Como podia aquele sujeito latino sentir tanto medo de um lugar, de uma casa, de um Palácio, tão belo?

Se virou para perguntar isso para ele, fascinando-se como que enxergando pela primeira vez, mas o homem havia sumido. Via as folhas amassadas no lugar de onde ele estava, via sinais de que de fato, diante de Goldberg, havia existido uma pessoa ali. Mas onde ele estava?

Faziam três semanas que Pascal não visitava aquela casa, e faria outros sete dias que Goldberg havia visitado o lugar e passado por tudo isto.
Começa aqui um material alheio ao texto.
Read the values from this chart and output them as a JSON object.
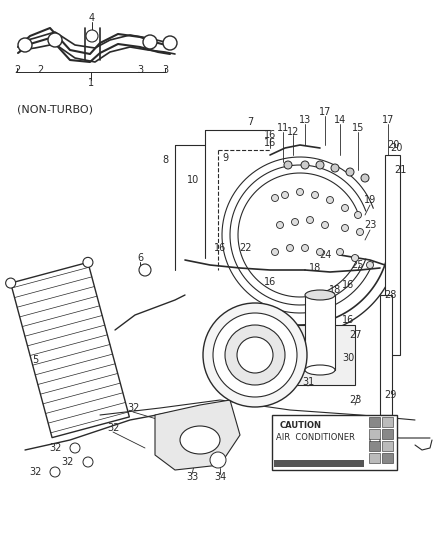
{
  "bg_color": "#ffffff",
  "line_color": "#2a2a2a",
  "fig_width": 4.38,
  "fig_height": 5.33,
  "dpi": 100,
  "caution_title": "CAUTION",
  "caution_line1": "AIR  CONDITIONER",
  "non_turbo": "(NON-TURBO)"
}
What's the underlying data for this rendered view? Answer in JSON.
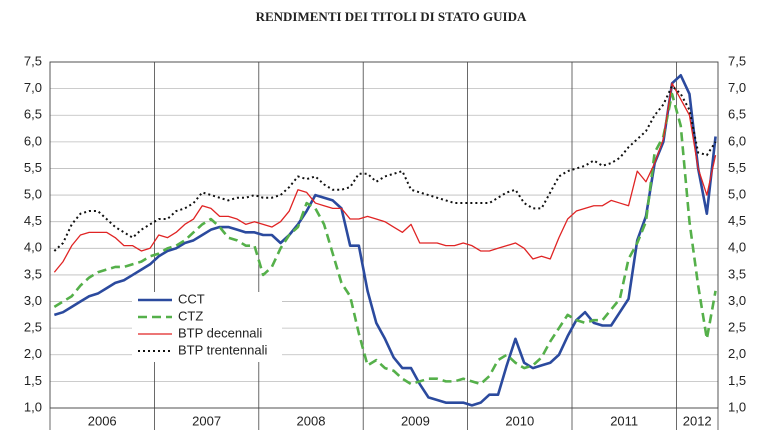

Repousava em sua cama agora, ao lado da esposa e só pensava no quão esquisita e anormal era aquela situação toda. 

No entanto, sua memória ainda fisgava o quão belíssimo e rudimentar era aquele objeto e o quão linda era a casa. 

Só queria entender aonde o homem latino havia ido parar? Desejava compreender como um homem podia temer uma casa tão bela e magnífica como aquela? Ao invés de desejá-la e ânsia-la.

Uma ideia começava a surgir em sua cabeça, uma que talvez incomodasse a sua esposa.